NOLLYWOOD (2009)
J'ai découvert l'industrie cinématographique nigériane remarquable en travaillant sur la série La Hyène et les autres hommes. Partout où je voyageais, je voyais du coin de l'œil des gens regarder ces films produits localement : dans les bars, les halls d'hôtel, partout où il y avait une télévision. À l'époque, la qualité de production était vraiment médiocre, surtout la qualité sonore, ce qui explique peut-être pourquoi ces films m'ont tant irrité au début. Mais, à un moment donné, je me suis davantage intéressé à cette industrie elle-même, la troisième au monde après les États-Unis et l'Inde. Ce n'était pas tant l'aspect économique de la sortie de 500 à 1 000 films par an qui m'intéressait que les enjeux culturels d'un cinéma produit par des producteurs locaux pour un public local. Nous avons ici une industrie du divertissement locale qui permet une auto-représentation massive à travers la culture populaire. Sans exagérer : l'industrie cinématographique nigériane produit avec diligence un mélange de films banals, étranges, intéressants et parfois profonds. Ce qui m’a intrigué, c’est l’authenticité en jeu et, si vous y réfléchissez un peu plus, la façon dont cet exercice d’authenticité remet en question les idées préconçues occidentales sur l’Afrique.

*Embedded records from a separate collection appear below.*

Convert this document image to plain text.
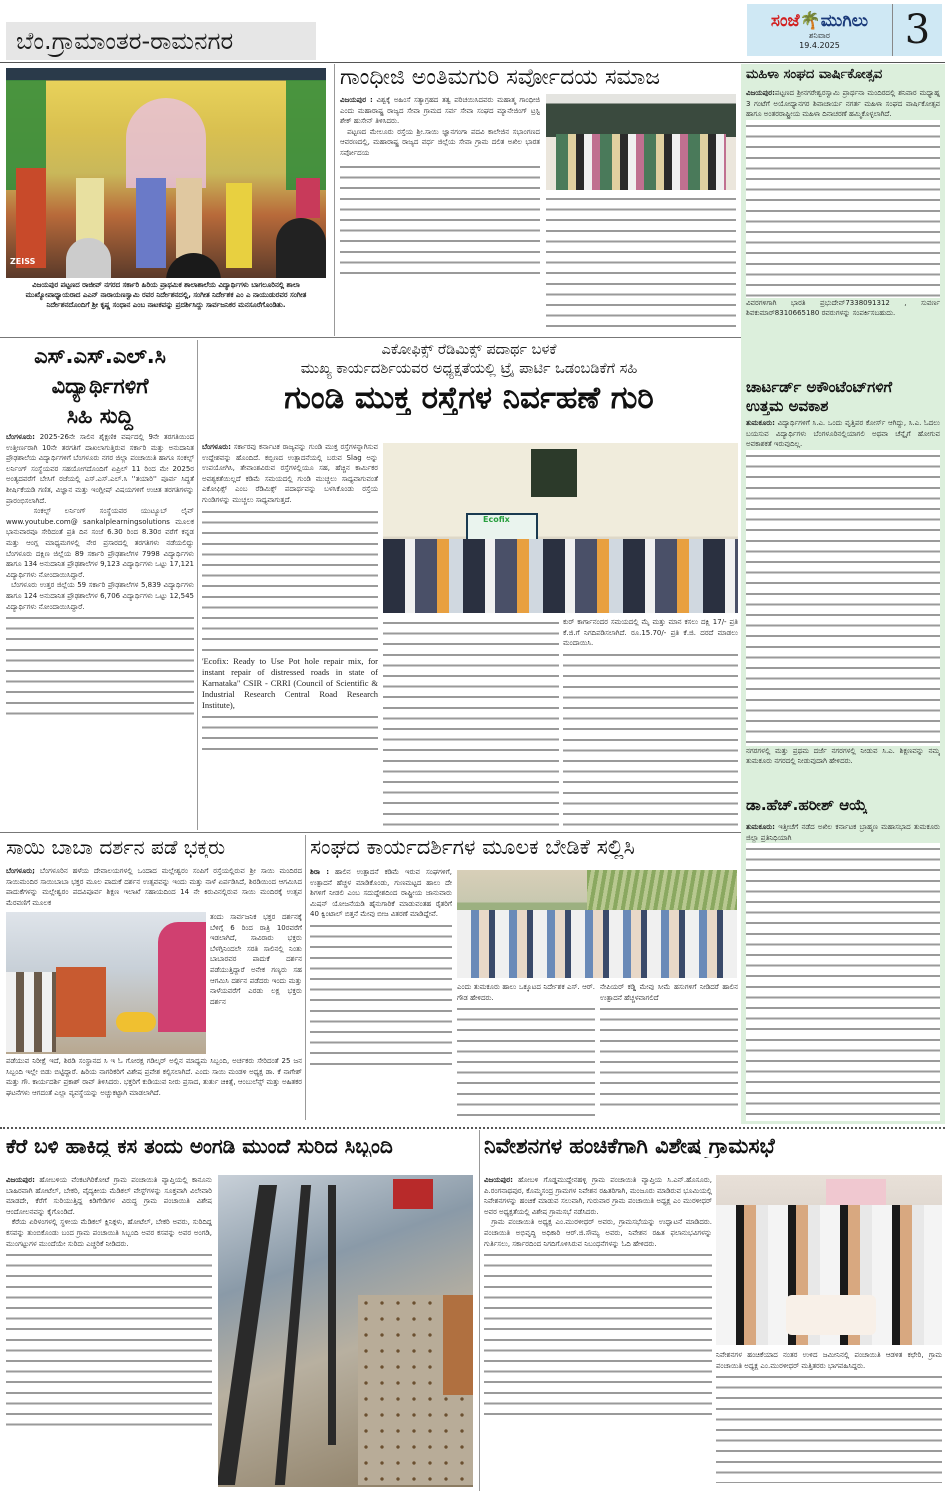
ಬೆಂ.ಗ್ರಾಮಾಂತರ-ರಾಮನಗರ
ಸಂಜೆ🌴ಮುಗಿಲು
ಶನಿವಾರ
19.4.2025	3
ZEISS
ವಿಜಯಪುರ ಪಟ್ಟಣದ ರಾಜೀವ್ ನಗರದ ಸರ್ಕಾರಿ ಹಿರಿಯ ಪ್ರಾಥಮಿಕ ಶಾಲಾಶಾಲೆಯ ವಿದ್ಯಾರ್ಥಿಗಳು ಬಾಗಲೂರಿನಲ್ಲಿ ಶಾಲಾ ಮುಖ್ಯೋಪಾಧ್ಯಾಯರಾದ ಎಎನ್ ನಾರಾಯಣಸ್ವಾಮಿ ರವರ ನಿರ್ದೇಶನದಲ್ಲಿ, ಸಂಗೀತ ನಿರ್ದೇಶಕ ಎಂ ಎ ನಾಯುಡುರವರ ಸಂಗೀತ ನಿರ್ದೇಶನದೊಂದಿಗೆ ಶ್ರೀ ಕೃಷ್ಣ ಸಂಧಾನ ಎಂಬ ನಾಟಕವನ್ನು ಪ್ರದರ್ಶಿಸಿದ್ದು ಸಾರ್ವಜನಿಕರ ಮನಸೂರೆಗೊಂಡಿತು.
ಗಾಂಧೀಜಿ ಅಂತಿಮಗುರಿ ಸರ್ವೋದಯ ಸಮಾಜ
ವಿಜಯಪುರ : ವಿಶ್ವಕ್ಕೆ ಅಹಿಂಸೆ ಸತ್ಯಾಗ್ರಹದ ತತ್ವ ಪರಿಚಯಿಸಿದವರು ಮಹಾತ್ಮ ಗಾಂಧೀಜಿ ಎಂದು ಮಹಾರಾಷ್ಟ್ರ ರಾಜ್ಯದ ಸೇವಾ ಗ್ರಾಮದ ಸರ್ವ ಸೇವಾ ಸಂಘದ ಮ್ಯಾನೇಜಿಂಗ್ ಟ್ರಸ್ಟಿ ಶೇಕ್ ಹುಸೇನ್ ತಿಳಿಸಿದರು.
ಪಟ್ಟಣದ ಮೇಲೂರು ರಸ್ತೆಯ ಶ್ರೀ.ಸಾಯಿ ಜ್ಞಾನಗಂಗಾ ಪದವಿ ಕಾಲೇಜಿನ ಸಭಾಂಗಣದ ಆವರಣದಲ್ಲಿ, ಮಹಾರಾಷ್ಟ್ರ ರಾಜ್ಯದ ವರ್ಧ ಜಿಲ್ಲೆಯ ಸೇವಾ ಗ್ರಾಮ ದಲಿತ ಅಖಿಲ ಭಾರತ ಸರ್ವೋದಯ
ಮಹಿಳಾ ಸಂಘದ ವಾರ್ಷಿಕೋತ್ಸವ
ವಿಜಯಪುರ:ಪಟ್ಟಣದ ಶ್ರೀನಗರೇಶ್ವರಸ್ವಾಮಿ ಪ್ರಾರ್ಥನಾ ಮಂದಿರದಲ್ಲಿ ಶನಿವಾರ ಮಧ್ಯಾಹ್ನ 3 ಗಂಟೆಗೆ ಅಯೋಧ್ಯಾನಗರ ಶಿವಾಚಾರ್ಯ ನಗರ್ತ ಮಹಿಳಾ ಸಂಘದ ವಾರ್ಷಿಕೋತ್ಸವ ಹಾಗೂ ಅಂತರರಾಷ್ಟ್ರೀಯ ಮಹಿಳಾ ದಿನಾಚರಣೆ ಹಮ್ಮಿಕೊಳ್ಳಲಾಗಿದೆ.
ವಿವರಗಳಿಗಾಗಿ ಭಾರತಿ ಪ್ರಭುದೇವ್7338091312 , ಸುವರ್ಣ ಶಿವಕುಮಾರ್8310665180 ರವರುಗಳನ್ನು ಸಂಪರ್ಕಿಸಬಹುದು.
ಚಾರ್ಟರ್ಡ್ ಅಕೌಂಟೆಂಟ್‌ಗಳಿಗೆ
ಉತ್ತಮ ಅವಕಾಶ
ತುಮಕೂರು: ವಿದ್ಯಾರ್ಥಿಗಳಿಗೆ ಸಿ.ಎ. ಒಂದು ವೃತ್ತಿಪರ ಕೋರ್ಸ್ ಆಗಿದ್ದು, ಸಿ.ಎ. ಓದಲು ಬಯಸುವ ವಿದ್ಯಾರ್ಥಿಗಳು ಬೆಂಗಳೂರಿನಲ್ಲಿಯಾಗಲಿ ಅಥವಾ ಚೆನ್ನೈಗೆ ಹೋಗುವ ಅವಕಾಶಕತೆ ಇರುವುದಿಲ್ಲ.
ನಗರಗಳಲ್ಲಿ ಮತ್ತು ಪ್ರಥಮ ದರ್ಜೆ ನಗರಗಳಲ್ಲಿ ನೀಡುವ ಸಿ.ಎ. ಶಿಕ್ಷಣವನ್ನು ನಮ್ಮ ತುಮಕೂರು ನಗರದಲ್ಲಿ ನೀಡುವುದಾಗಿ ಹೇಳಿದರು.
ಡಾ.ಹೆಚ್.ಹರೀಶ್ ಆಯ್ಕೆ
ತುಮಕೂರು: ಇತ್ತೀಚೆಗೆ ನಡೆದ ಅಖಿಲ ಕರ್ನಾಟಕ ಬ್ರಾಹ್ಮಣ ಮಹಾಸಭಾದ ತುಮಕೂರು ಜಿಲ್ಲಾ ಪ್ರತಿನಿಧಿಯಾಗಿ
ಎಸ್.ಎಸ್.ಎಲ್.ಸಿ
ವಿದ್ಯಾರ್ಥಿಗಳಿಗೆ
ಸಿಹಿ ಸುದ್ದಿ
ಬೆಂಗಳೂರು: 2025-26ನೇ ಸಾಲಿನ ಶೈಕ್ಷಣಿಕ ವರ್ಷದಲ್ಲಿ 9ನೇ ತರಗತಿಯಿಂದ ಉತ್ತೀರ್ಣರಾಗಿ 10ನೇ ತರಗತಿಗೆ ದಾಖಲಾಗುತ್ತಿರುವ ಸರ್ಕಾರಿ ಮತ್ತು ಅನುದಾನಿತ ಪ್ರೌಢಶಾಲೆಯ ವಿದ್ಯಾರ್ಥಿಗಳಿಗೆ ಬೆಂಗಳೂರು ನಗರ ಜಿಲ್ಲಾ ಪಂಚಾಯಿತಿ ಹಾಗೂ ಸಂಕಲ್ಪ್ ಲರ್ನಿಂಗ್ ಸಂಸ್ಥೆಯವರ ಸಹಯೋಗದೊಂದಿಗೆ ಏಪ್ರಿಲ್ 11 ರಿಂದ ಮೇ 2025ರ ಅಂತ್ಯದವರೆಗೆ ಬೇಸಿಗೆ ರಜೆಯಲ್ಲಿ ಎಸ್.ಎಸ್.ಎಲ್.ಸಿ ''ತಯಾರಿ'' ಪೂರ್ವ ಸಿದ್ಧತೆ ಶೀರ್ಷಿಕೆಯಡಿ ಗಣಿತ, ವಿಜ್ಞಾನ ಮತ್ತು ಇಂಗ್ಲೀಷ್ ವಿಷಯಗಳಿಗೆ ಉಚಿತ ತರಗತಿಗಳನ್ನು ಪ್ರಾರಂಭಿಸಲಾಗಿದೆ.
ಸಂಕಲ್ಪ್ ಲರ್ನಿಂಗ್ ಸಂಸ್ಥೆಯವರ ಯುಟ್ಯೂಬ್ ಲೈವ್ www.youtube.com@ sankalplearningsolutions ಮೂಲಕ ಭಾನುವಾರವೂ ಸೇರಿದಂತೆ ಪ್ರತಿ ದಿನ ಸಂಜೆ 6.30 ರಿಂದ 8.30ರ ವರೆಗೆ ಕನ್ನಡ ಮತ್ತು ಆಂಗ್ಲ ಮಾಧ್ಯಮಗಳಲ್ಲಿ ನೇರ ಪ್ರಸಾರದಲ್ಲಿ ತರಗತಿಗಳು ನಡೆಯಲಿದ್ದು ಬೆಂಗಳೂರು ದಕ್ಷಿಣ ಜಿಲ್ಲೆಯ 89 ಸರ್ಕಾರಿ ಪ್ರೌಢಶಾಲೆಗಳ 7998 ವಿದ್ಯಾರ್ಥಿಗಳು ಹಾಗೂ 134 ಅನುದಾನಿತ ಪ್ರೌಢಶಾಲೆಗಳ 9,123 ವಿದ್ಯಾರ್ಥಿಗಳು ಒಟ್ಟು 17,121 ವಿದ್ಯಾರ್ಥಿಗಳು ನೋಂದಾಯಿಸಿದ್ದಾರೆ.
ಬೆಂಗಳೂರು ಉತ್ತರ ಜಿಲ್ಲೆಯ 59 ಸರ್ಕಾರಿ ಪ್ರೌಢಶಾಲೆಗಳ 5,839 ವಿದ್ಯಾರ್ಥಿಗಳು ಹಾಗೂ 124 ಅನುದಾನಿತ ಪ್ರೌಢಶಾಲೆಗಳ 6,706 ವಿದ್ಯಾರ್ಥಿಗಳು ಒಟ್ಟು 12,545 ವಿದ್ಯಾರ್ಥಿಗಳು ನೋಂದಾಯಿಸಿದ್ದಾರೆ.
ಎಕೋಫಿಕ್ಸ್ ರೆಡಿಮಿಕ್ಸ್ ಪದಾರ್ಥ ಬಳಕೆ
ಮುಖ್ಯ ಕಾರ್ಯದರ್ಶಿಯವರ ಅಧ್ಯಕ್ಷತೆಯಲ್ಲಿ ಟ್ರೈ ಪಾರ್ಟಿ ಒಡಂಬಡಿಕೆಗೆ ಸಹಿ
ಗುಂಡಿ ಮುಕ್ತ ರಸ್ತೆಗಳ ನಿರ್ವಹಣೆ ಗುರಿ
ಬೆಂಗಳೂರು: ಸರ್ಕಾರವು ಕರ್ನಾಟಕ ರಾಜ್ಯವನ್ನು ಗುಂಡಿ ಮುಕ್ತ ರಸ್ತೆಗಳನ್ನಾಗಿಸುವ ಉದ್ದೇಶವನ್ನು ಹೊಂದಿದೆ. ಕಬ್ಬಿಣದ ಉತ್ಪಾದನೆಯಲ್ಲಿ ಬರುವ Slag ಅನ್ನು ಉಪಯೋಗಿಸಿ, ತೇವಾಂಶವಿರುವ ರಸ್ತೆಗಳಲ್ಲಿಯೂ ಸಹ, ಹೆಚ್ಚಿನ ಕಾರ್ಮಿಕರ ಅವಶ್ಯಕತೆಯಿಲ್ಲದೆ ಕಡಿಮೆ ಸಮಯದಲ್ಲಿ ಗುಂಡಿ ಮುಚ್ಚಲು ಸಾಧ್ಯವಾಗುವಂತೆ ಎಕೋಫಿಕ್ಸ್ ಎಂಬ ರೆಡಿಮಿಕ್ಸ್ ಪದಾರ್ಥವನ್ನು ಬಳಸಿಕೊಂಡು ರಸ್ತೆಯ ಗುಂಡಿಗಳನ್ನು ಮುಚ್ಚಲು ಸಾಧ್ಯವಾಗುತ್ತದೆ.
'Ecofix: Ready to Use Pot hole repair mix, for instant repair of distressed roads in state of Karnataka" CSIR - CRRI (Council of Scientific & Industrial Research Central Road Research Institute),
Ecofix
ಕುರ್ ಕಾರ್ಗಾನಂದರ ಸಮಯದಲ್ಲಿ ಮೈ ಮತ್ತು ಮಾನ ಕಸಲು ದಕ್ಷಿ 17/- ಪ್ರತಿ ಕೆ.ಜಿ.ಗೆ ನಿಗದಿಪಡಿಸಲಾಗಿದೆ. ರೂ.15.70/- ಪ್ರತಿ ಕೆ.ಜಿ. ದರದೆ ಮಾಡಲು ಮಂದಾಯಿಸಿ.
ಸಾಯಿ ಬಾಬಾ ದರ್ಶನ ಪಡೆ ಭಕ್ತರು
ಬೆಂಗಳೂರು; ಬೆಂಗಳೂರಿನ ಹಳೆಯ ದೇವಾಲಯಗಳಲ್ಲಿ ಒಂದಾದ ಮಲ್ಲೇಶ್ವರಂ ಸಂಪಿಗೆ ರಸ್ತೆಯಲ್ಲಿರುವ ಶ್ರೀ ಸಾಯಿ ಮಂದಿರದ ಸಾಯಿಮಂದಿರ ಸಾಯಿಬಾಬಾ ಭಕ್ತರ ಮೂಲ ಪಾದುಕೆ ದರ್ಶನ ಉತ್ಸವವನ್ನು ಇಂದು ಮತ್ತು ನಾಳೆ ಏರ್ಪಡಿಸಿದೆ, ಶಿರಡಿಯಿಂದ ಆಗಮಿಸಿದ ಪಾದುಕೆಗಳನ್ನು ಮಲ್ಲೇಶ್ವರಂ ಪದವಿಪೂರ್ವ ಶಿಕ್ಷಣ ಇಲಾಖೆ ಸಹಾಯದಿಂದ 14 ನೇ ಕಿರುವಿನಲ್ಲಿರುವ ಸಾಯಿ ಮಂದಿರಕ್ಕೆ ಉತ್ಸವ ಮೆರವಣಿಗೆ ಮೂಲಕ
ತಂದು ಸಾರ್ವಜನಿಕ ಭಕ್ತರ ದರ್ಶನಕ್ಕೆ ಬೆಳಿಗ್ಗೆ 6 ರಿಂದ ರಾತ್ರಿ 10ರವರೆಗೆ ಇಡಲಾಗಿದೆ, ಸಾವಿರಾರು ಭಕ್ತರು ಬೆಳಗ್ಗಿನಿಂದಲೇ ಸರತಿ ಸಾಲಿನಲ್ಲಿ ನಿಂತು ಬಾಬಾರವರ ಪಾದುಕೆ ದರ್ಶನ ಪಡೆಯುತ್ತಿದ್ದಾರೆ ಅನೇಕ ಗಣ್ಯರು ಸಹ ಆಗಮಿಸಿ ದರ್ಶನ ಪಡೆದರು ಇಂದು ಮತ್ತು ನಾಳೆಯವರೆಗೆ ಎರಡು ಲಕ್ಷ ಭಕ್ತರು ದರ್ಶನ
ಪಡೆಯುವ ನಿರೀಕ್ಷೆ ಇದೆ, ಶಿರಡಿ ಸಂಸ್ಥಾನದ ಸಿ ಇ ಓ ಗೋರಕ್ಷ ಗಡಿಲ್ಕರ್ ಅಲ್ಲಿನ ಮಾಧ್ಯಮ ಸಿಬ್ಬಂದಿ, ಅರ್ಚಕರು ಸೇರಿದಂತೆ 25 ಜನ ಸಿಬ್ಬಂದಿ ಇಲ್ಲೇ ಬಿಡು ಬಿಟ್ಟಿದ್ದಾರೆ. ಹಿರಿಯ ನಾಗರಿಕರಿಗೆ ವಿಶೇಷ ಪ್ರವೇಶ ಕಲ್ಪಿಸಲಾಗಿದೆ. ಎಂದು ಸಾಯಿ ಮಂಡಳಿ ಅಧ್ಯಕ್ಷ ಡಾ. ಕೆ ನಾಗೇಶ್ ಮತ್ತು ಗೌ. ಕಾರ್ಯದರ್ಶಿ ಪ್ರಕಾಶ್ ರಾವ್ ತಿಳಿಸಿದರು. ಭಕ್ತರಿಗೆ ಕುಡಿಯುವ ನೀರು ಪ್ರಸಾದ, ತುರ್ತು ಚಿಕಿತ್ಸೆ, ಆಂಬುಲೆನ್ಸ್ ಮತ್ತು ಅಹಿತಕರ ಘಟನೆಗಳು ಆಗದಂತೆ ಎಲ್ಲಾ ವ್ಯವಸ್ಥೆಯನ್ನು ಅಚ್ಚುಕಟ್ಟಾಗಿ ಮಾಡಲಾಗಿದೆ.
ಸಂಘದ ಕಾರ್ಯದರ್ಶಿಗಳ ಮೂಲಕ ಬೇಡಿಕೆ ಸಲ್ಲಿಸಿ
ಶಿರಾ : ಹಾಲಿನ ಉತ್ಪಾದನೆ ಕಡಿಮೆ ಇರುವ ಸಂಘಗಳಿಗೆ, ಉತ್ಪಾದನೆ ಹೆಚ್ಚಳ ಮಾಡಿಕೊಂಡು, ಗುಣಮಟ್ಟದ ಹಾಲು ದೇ ಶಿಗಳಿಗೆ ನೀಡಲಿ ಎಂಬ ಸದುದ್ದೇಶದಿಂದ ರಾಷ್ಟ್ರೀಯ ಜಾನುವಾರು ಮಿಷನ್ ಯೋಜನೆಯಡಿ ಹೈನುಗಾರಿಕೆ ಮಾಡುವಂತಹ ರೈತರಿಗೆ 40 ಕ್ವಿಂಟಾಲ್ ಬಿತ್ತನೆ ಮೇವು ಬೀಜ ವಿತರಣೆ ಮಾಡಿದ್ದೇವೆ.
ಎಂದು ತುಮಕೂರು ಹಾಲು ಒಕ್ಕೂಟದ ನಿರ್ದೇಶಕ ಎಸ್. ಆರ್. ಗೌಡ ಹೇಳಿದರು.
ನೇಪಿಯರ್ ಕಡ್ಡಿ ಮೇವು ಸೀಮೆ ಹಸುಗಳಿಗೆ ನೀಡಿದರೆ ಹಾಲಿನ ಉತ್ಪಾದನೆ ಹೆಚ್ಚಳವಾಗಲಿದೆ
ಕೆರೆ ಬಳಿ ಹಾಕಿದ್ದ ಕಸ ತಂದು ಅಂಗಡಿ ಮುಂದೆ ಸುರಿದ ಸಿಬ್ಬಂದಿ
ವಿಜಯಪುರ: ಹೋಬಳಿಯ ವೆಂಕಟಗಿರಿಕೋಟೆ ಗ್ರಾಮ ಪಂಚಾಯಿತಿ ವ್ಯಾಪ್ತಿಯಲ್ಲಿ ಕಾನೂನು ಬಾಹಿರವಾಗಿ ಹೋಟೆಲ್, ಬೇಕರಿ, ವೈದ್ಯಕೀಯ ಮೆಡಿಕಲ್ ವೇಸ್ಟ್‌ಗಳನ್ನು ಸೂಕ್ತವಾಗಿ ವಿಲೇವಾರಿ ಮಾಡದೇ, ಕೆರೆಗೆ ಸುರಿಯುತ್ತಿದ್ದ ಕಿಡಿಗೇಡಿಗಳ ವಿರುದ್ಧ ಗ್ರಾಮ ಪಂಚಾಯಿತಿ ವಿಶೇಷ ಆಂದೋಲನವನ್ನು ಕೈಗೊಂಡಿದೆ.
ಕೆರೆಯ ಏರಿಳಂಗಳಲ್ಲಿ ಸ್ಥಳೀಯ ಮೆಡಿಕಲ್ ಕ್ಲಿನಿಕ್ಗಳು, ಹೋಟೆಲ್, ಬೇಕರಿ ಅವರು, ಸುರಿದಿದ್ದ ಕಸವನ್ನು ತುಂಬಿಕೊಂಡು ಬಂದ ಗ್ರಾಮ ಪಂಚಾಯಿತಿ ಸಿಬ್ಬಂದಿ ಅವರ ಕಸವನ್ನು ಅವರ ಅಂಗಡಿ, ಮುಂಗಟ್ಟುಗಳ ಮುಂದೆಯೇ ಸುರಿದು ಎಚ್ಚರಿಕೆ ನೀಡಿದರು.
ನಿವೇಶನಗಳ ಹಂಚಿಕೆಗಾಗಿ ವಿಶೇಷ ಗ್ರಾಮಸಭೆ
ವಿಜಯಪುರ: ಹೋಬಳಿ ಗೊಡ್ಡಮುದ್ದೇನಹಳ್ಳಿ ಗ್ರಾಮ ಪಂಚಾಯಿತಿ ವ್ಯಾಪ್ತಿಯ ಸಿ.ಎನ್.ಹೊಸೂರು, ಪಿ.ರಂಗನಾಥಪುರ, ಕೊಮ್ಮಸಂದ್ರ ಗ್ರಾಮಗಳ ನಿವೇಶನ ರಹಿತರಿಗಾಗಿ, ಮಂಜೂರು ಮಾಡಿರುವ ಭೂಮಿಯಲ್ಲಿ ನಿವೇಶನಗಳನ್ನು ಹಂಚಿಕೆ ಮಾಡುವ ಸಲುವಾಗಿ, ಗುರುವಾರ ಗ್ರಾಮ ಪಂಚಾಯಿತಿ ಅಧ್ಯಕ್ಷ ಎಂ ಮುರಳೀಧರ್ ಅವರ ಅಧ್ಯಕ್ಷತೆಯಲ್ಲಿ ವಿಶೇಷ ಗ್ರಾಮಸಭೆ ನಡೆಸಿದರು.
ಗ್ರಾಮ ಪಂಚಾಯಿತಿ ಅಧ್ಯಕ್ಷ ಎಂ.ಮುರಳೀಧರ್ ಅವರು, ಗ್ರಾಮಸಭೆಯನ್ನು ಉದ್ಘಾಟನೆ ಮಾಡಿದರು. ಪಂಚಾಯಿತಿ ಅಭಿವೃದ್ಧಿ ಅಧಿಕಾರಿ ಆರ್.ಜಿ.ಸೌಮ್ಯ ಅವರು, ನಿವೇಶನ ರಹಿತ ಫಲಾನುಭವಿಗಳನ್ನು ಗುರ್ತಿಸಲು, ಸರ್ಕಾರದಿಂದ ನಿಗದಿಗೊಳಿಸಿರುವ ನಿಬಂಧನೆಗಳನ್ನು ಓದಿ ಹೇಳಿದರು.
ನಿವೇಶನಗಳ ಹಂಚಿಕೆಯಾದ ನಂತರ ಉಳಿದ ಜಮೀನಿನಲ್ಲಿ ಪಂಚಾಯಿತಿ ಆಡಳಿತ ಕಛೇರಿ, ಗ್ರಾಮ ಪಂಚಾಯಿತಿ ಅಧ್ಯಕ್ಷ ಎಂ.ಮುರಳೀಧರ್ ಮತ್ತಿತರರು ಭಾಗವಹಿಸಿದ್ದರು.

Avec ces grandes idées en tête, j'ai commencé à photographier sur les plateaux de tournage. C'était une voie stérile. Réaliser un documentaire qui montrerait les ficelles du métier : les caméras, les perches, les micros et les innombrables opérateurs en coulisses ne m'intéressait pas. Je m'intéressais davantage aux idées et aux stéréotypes cinématographiques fabriqués pour le grand public. Un soir, j'ai rencontré un maquilleur qui m'a montré son portfolio : des photos d'acteurs maquillés. Il travaillait à Enugu, où il est beaucoup plus facile de travailler qu'à Lagos, et il avait de nombreuses relations. Nous avons convenu qu'il m'aiderait sur ma série de portraits ; cette collaboration mettrait en valeur ses compétences en maquillage et en costumes autant que les miennes en photographie.
Les portraits ont été réalisés au cours de quatre voyages. Les séances individuelles n'étaient pas des événements formels sur un plateau de tournage ; je préfère les considérer comme des événements théâtraux qui se déroulaient parfois de manière assez informelle. Bien sûr, j'ai réalisé les compositions finales ; il ne s'agissait pas d'événements spontanés à proprement parler. Je pense qu'il est important de reconnaître que mes photographies offrent un regard sélectif sur les idées et la culture visuelle de Nollywood. J'ai choisi de ne pas m'intéresser au genre du feuilleton, très populaire au Nigeria et se déroulant généralement dans des foyers de la haute société. Cela ne m'intéressait pas. Mon goût est plutôt pour le macabre ; j'adorais les films d'horreur quand j'étais enfant. Il y a encore une part de cela dans mon esprit.
L'arc du projet consistait à imaginer une série de portraits, à les inventer avec des acteurs, puis à documenter ces sujets fictifs. Dans mon parcours artistique, ce projet a été la première occasion pour moi de véritablement questionner la véracité du portrait. J'ai réalisé à quel point le portrait peut être manipulé, qu'il peut être bien plus qu'une simple représentation superficielle d'un sujet. Par exemple, le portrait des trois femmes esclaves est facile à interpréter. Or, il s'agit en réalité d'une photographie de trois acteurs rémunérés, vêtus de costumes et enchaînés. En travaillant sur cette série et en lisant les réactions, j'ai pris davantage conscience de la contribution du spectateur à l'image, qui va souvent au-delà de ce qui est représenté.